The last proposition constitutes "the way out" of the present undesirable situation. When it is remembered that the anti-tipping propaganda heretofore has lacked organization and direction it is not surprising that the laws adopted against the custom and the spasmodic public irritation over it have fizzled out. With the same organization behind this movement that has been given to the anti-saloon movement, or the suffrage movement, tipping would be vanquished in an astonishingly short time.

There is no doubt there is sufficient latent opposition to tipping to form the basis of an anti-tipping organization. It may be called "The American Anti-Tipping Association," or by any other name, and it should embrace in its membership not only those who are opposed to giving tips, but those servants and workers who are opposed to receiving tips, and also all other persons of any race or creed whose conception of true Americanism does not include approval of this custom.

NOT A WAR AGAINST PERSONS

The object of such an organization should not be to wage war on persons, but on a custom. There is no need for hostility against waiters, barbers, porters and the like as a class. Many of these heartily oppose the custom and will join in a movement to eradicate it. Hence, the campaign should be to readjust the basis of compensation of those who serve the public so that self-respect may be preserved all around. Nothing less than a fair wage as a substitute for the present tipping system of compensation would be considered.
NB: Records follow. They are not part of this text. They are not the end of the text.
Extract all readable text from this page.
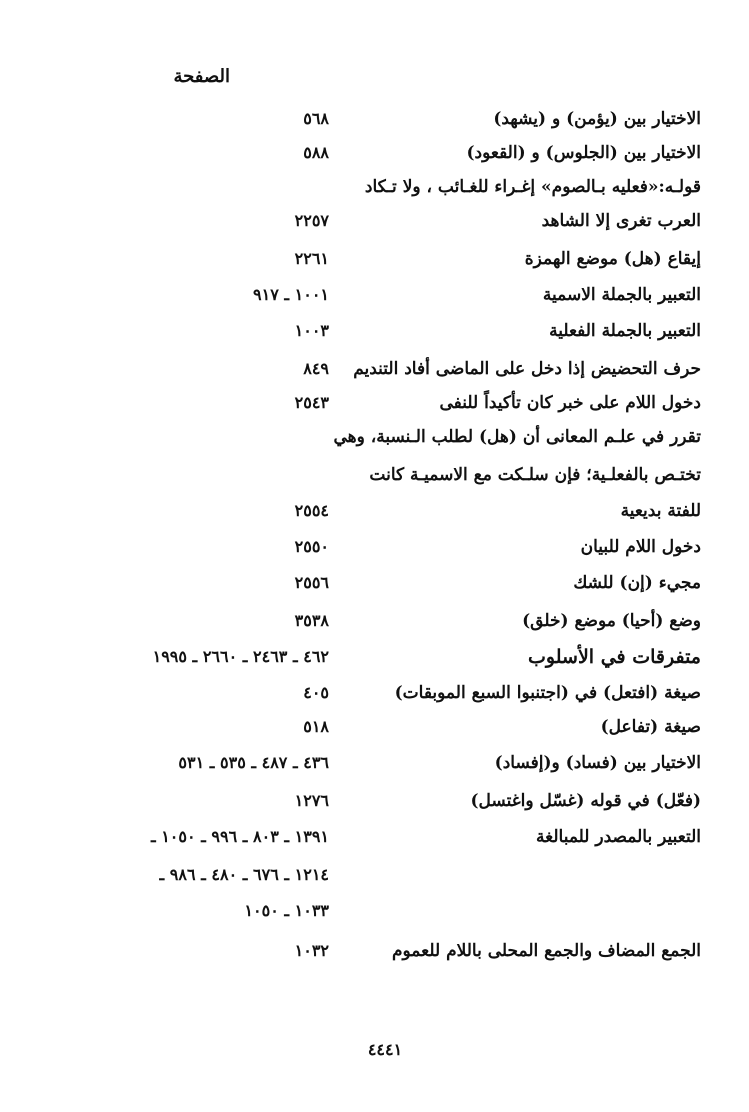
الصفحة
الاختيار بين (يؤمن) و (يشهد)
٥٦٨
الاختيار بين (الجلوس) و (القعود)
٥٨٨
قولـه:«فعليه بـالصوم» إغـراء للغـائب ، ولا تـكاد
العرب تغرى إلا الشاهد
٢٢٥٧
إيقاع (هل) موضع الهمزة
٢٢٦١
التعبير بالجملة الاسمية
١٠٠١ ـ ٩١٧
التعبير بالجملة الفعلية
١٠٠٣
حرف التحضيض إذا دخل على الماضى أفاد التنديم
٨٤٩
دخول اللام على خبر كان تأكيداً للنفى
٢٥٤٣
تقرر في علـم المعانى أن (هل) لطلب الـنسبة، وهي
تختـص بالفعلـية؛ فإن سلـكت مع الاسميـة كانت
للفتة بديعية
٢٥٥٤
دخول اللام للبيان
٢٥٥٠
مجيء (إن) للشك
٢٥٥٦
وضع (أحيا) موضع (خلق)
٣٥٣٨
متفرقات في الأسلوب
٤٦٢ ـ ٢٤٦٣ ـ ٢٦٦٠ ـ ١٩٩٥
صيغة (افتعل) في (اجتنبوا السبع الموبقات)
٤٠٥
صيغة (تفاعل)
٥١٨
الاختيار بين (فساد) و(إفساد)
٤٣٦ ـ ٤٨٧ ـ ٥٣٥ ـ ٥٣١
(فعّل) في قوله (غسّل واغتسل)
١٢٧٦
التعبير بالمصدر للمبالغة
١٣٩١ ـ ٨٠٣ ـ ٩٩٦ ـ ١٠٥٠ ـ
١٢١٤ ـ ٦٧٦ ـ ٤٨٠ ـ ٩٨٦ ـ
١٠٣٣ ـ ١٠٥٠
الجمع المضاف والجمع المحلى باللام للعموم
١٠٣٢
٤٤٤١
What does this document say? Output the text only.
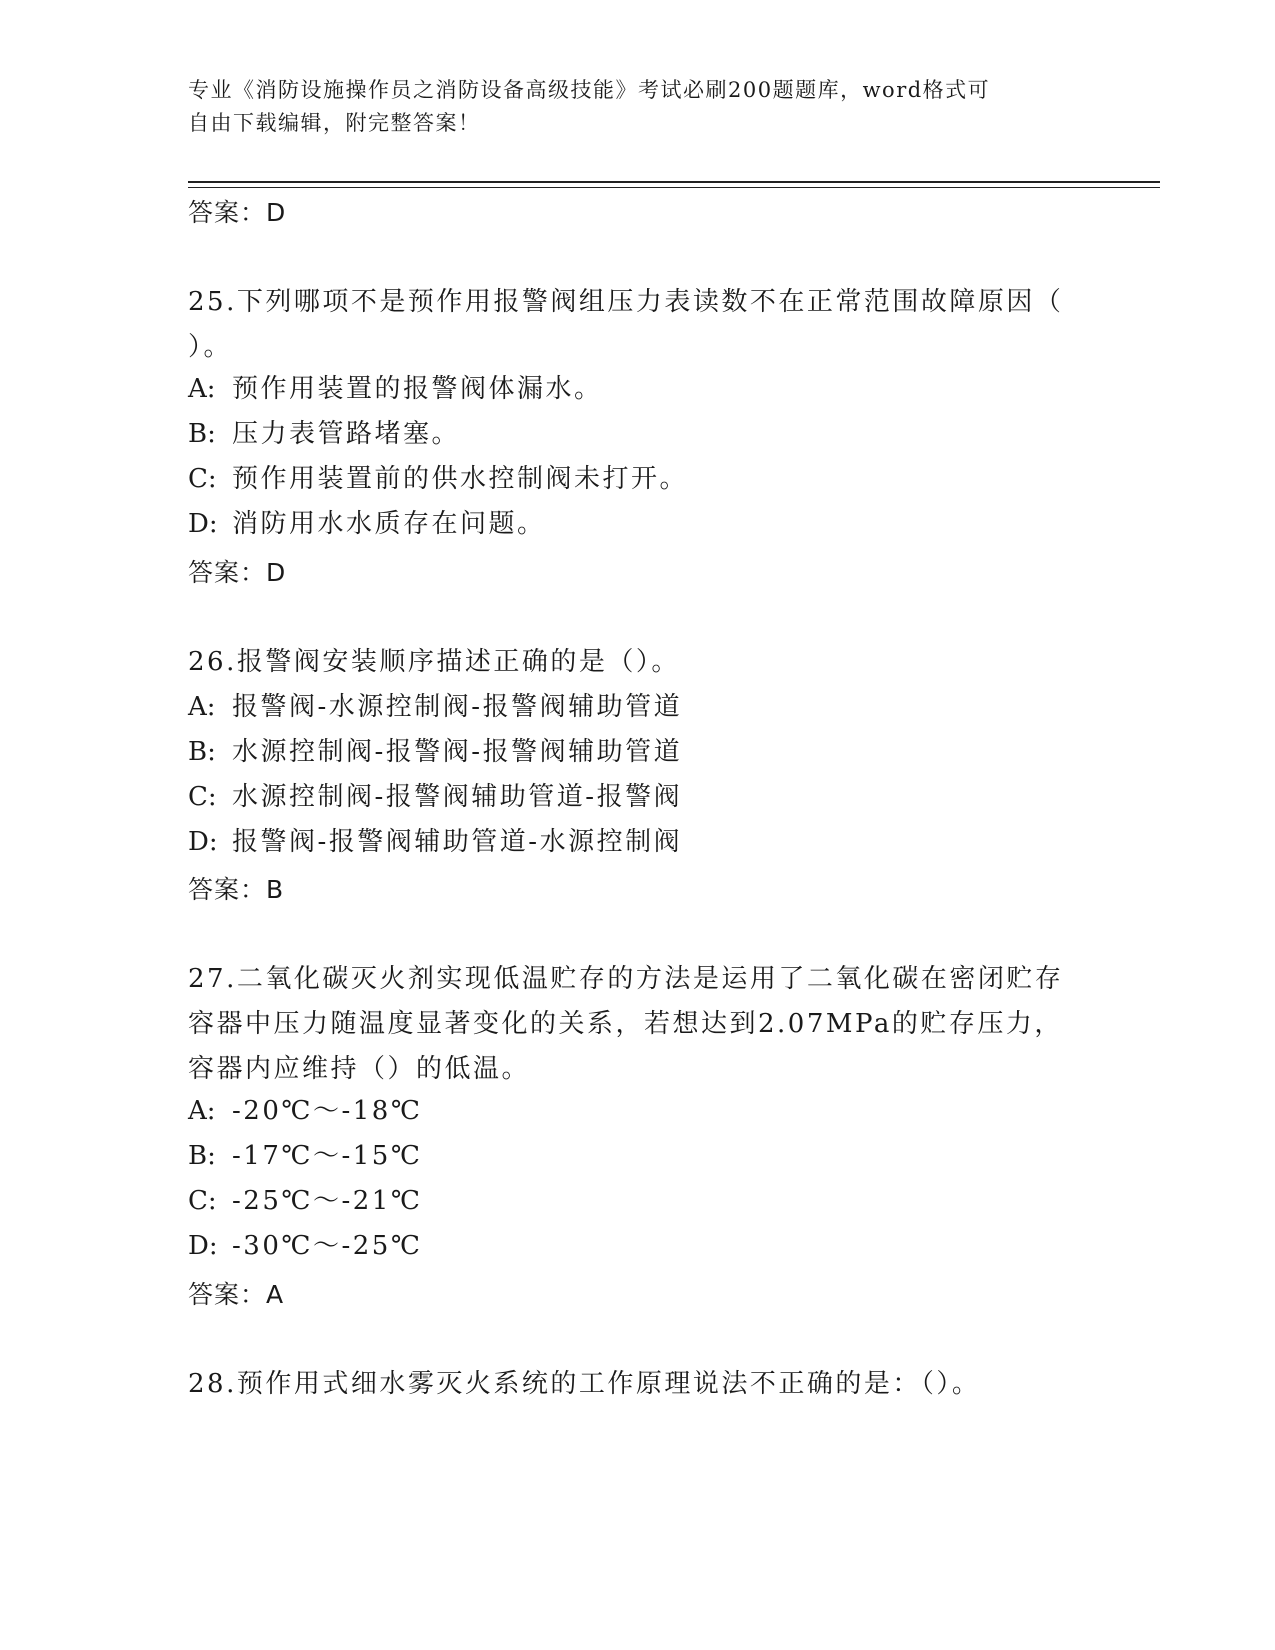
专业《消防设施操作员之消防设备高级技能》考试必刷200题题库，word格式可
自由下载编辑，附完整答案！
答案：D
25.下列哪项不是预作用报警阀组压力表读数不在正常范围故障原因（
）。
A: 预作用装置的报警阀体漏水。
B: 压力表管路堵塞。
C: 预作用装置前的供水控制阀未打开。
D: 消防用水水质存在问题。
答案：D
26.报警阀安装顺序描述正确的是（）。
A: 报警阀-水源控制阀-报警阀辅助管道
B: 水源控制阀-报警阀-报警阀辅助管道
C: 水源控制阀-报警阀辅助管道-报警阀
D: 报警阀-报警阀辅助管道-水源控制阀
答案：B
27.二氧化碳灭火剂实现低温贮存的方法是运用了二氧化碳在密闭贮存
容器中压力随温度显著变化的关系，若想达到2.07MPa的贮存压力，
容器内应维持（）的低温。
A: -20℃～-18℃
B: -17℃～-15℃
C: -25℃～-21℃
D: -30℃～-25℃
答案：A
28.预作用式细水雾灭火系统的工作原理说法不正确的是：（）。
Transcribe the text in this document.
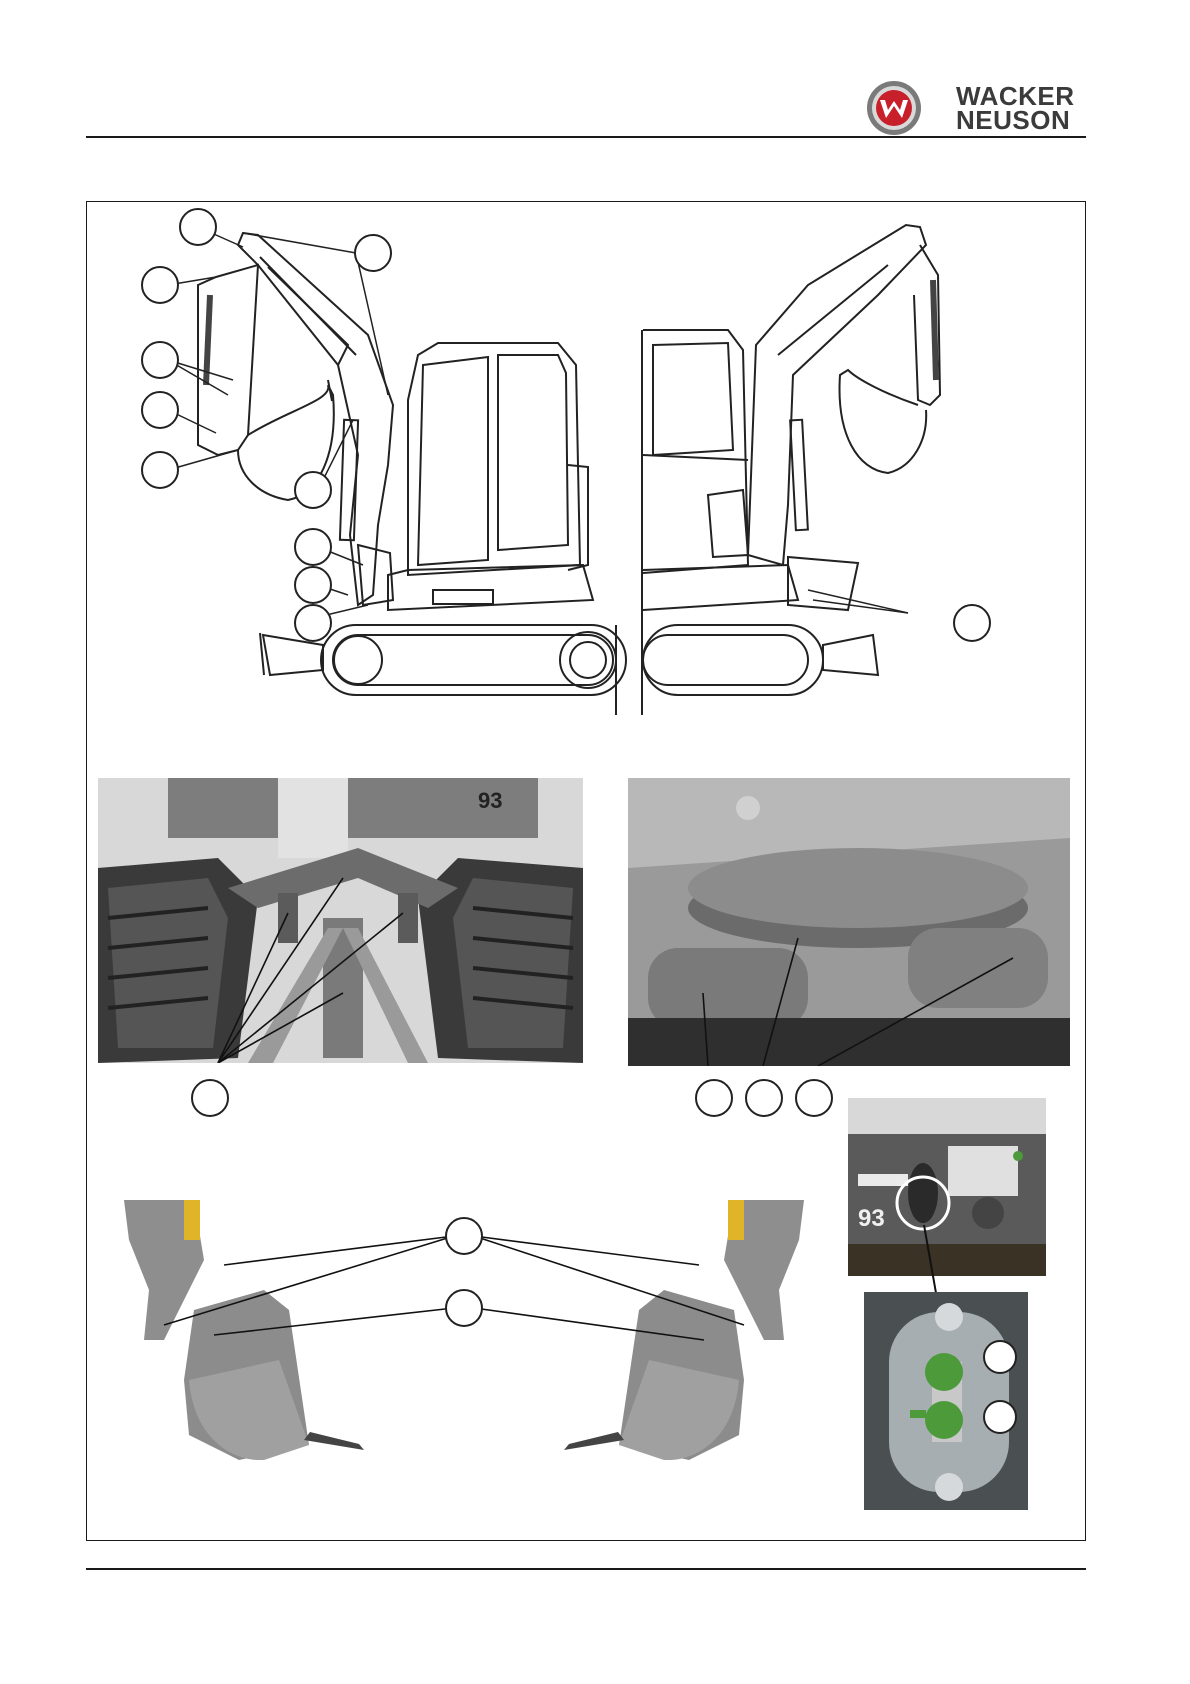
WACKER
NEUSON
93
93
Having made the foregoing point clear at the outset, much resentment among servitors would be eliminated. No one has a desire to deprive a waiter of an adequate compensation, but no one has a desire to give him an excessive compensation through gratuities, or a compensation which depresses his self-respect in the manner of receiving and humiliates the patron in the manner of giving.

Employers would need to be informed, too, that the campaign against tipping is not to throw an unjust burden of operating expense upon them. It will indeed deprive them of any revenues which they should not, economically or ethically, receive from the public through gratuities to employees. The substitution of a wage scale will be attended by economic changes which at first may cause some unsettled conditions, but this is inevitable when an unsound practice has been allowed to grow unrestrained in the business world.

PUBLIC OPINION

One of the first aims of such an organization would be to bring public opinion to bear upon city, state and national governments to inspire them to clean house in regard to tipping. No government employee should be permitted to accept any compensation other than his salary or wages from the government. Mail carriers, policemen, garbage collectors, guides and other government employees are paid adequately and gratuities to them from the public are indefensible, in any country, and supremely so in the American democracy.

The public, of course, will need to revise its attitude toward these and all persons who serve them. The feeling that a traffic policeman whom you pass in your automobile every day should be remembered with a gift of money or anything else substantial at Christmas, or upon any other occasion is false sentiment. He is due nothing except courtesy all the time from the public, which, through taxes, already has provided his compensation. The feeling that a mail carrier whom you see daily, or a garbage collector, must be similarly remembered is equally false sentiment. The ideal is a relation in which patron and employee, public and government employee, entertain mutual opinions of self-respect, and regardless of how distasteful this may be to class sense, or aristocratic impulses, it is the American standard and the right standard.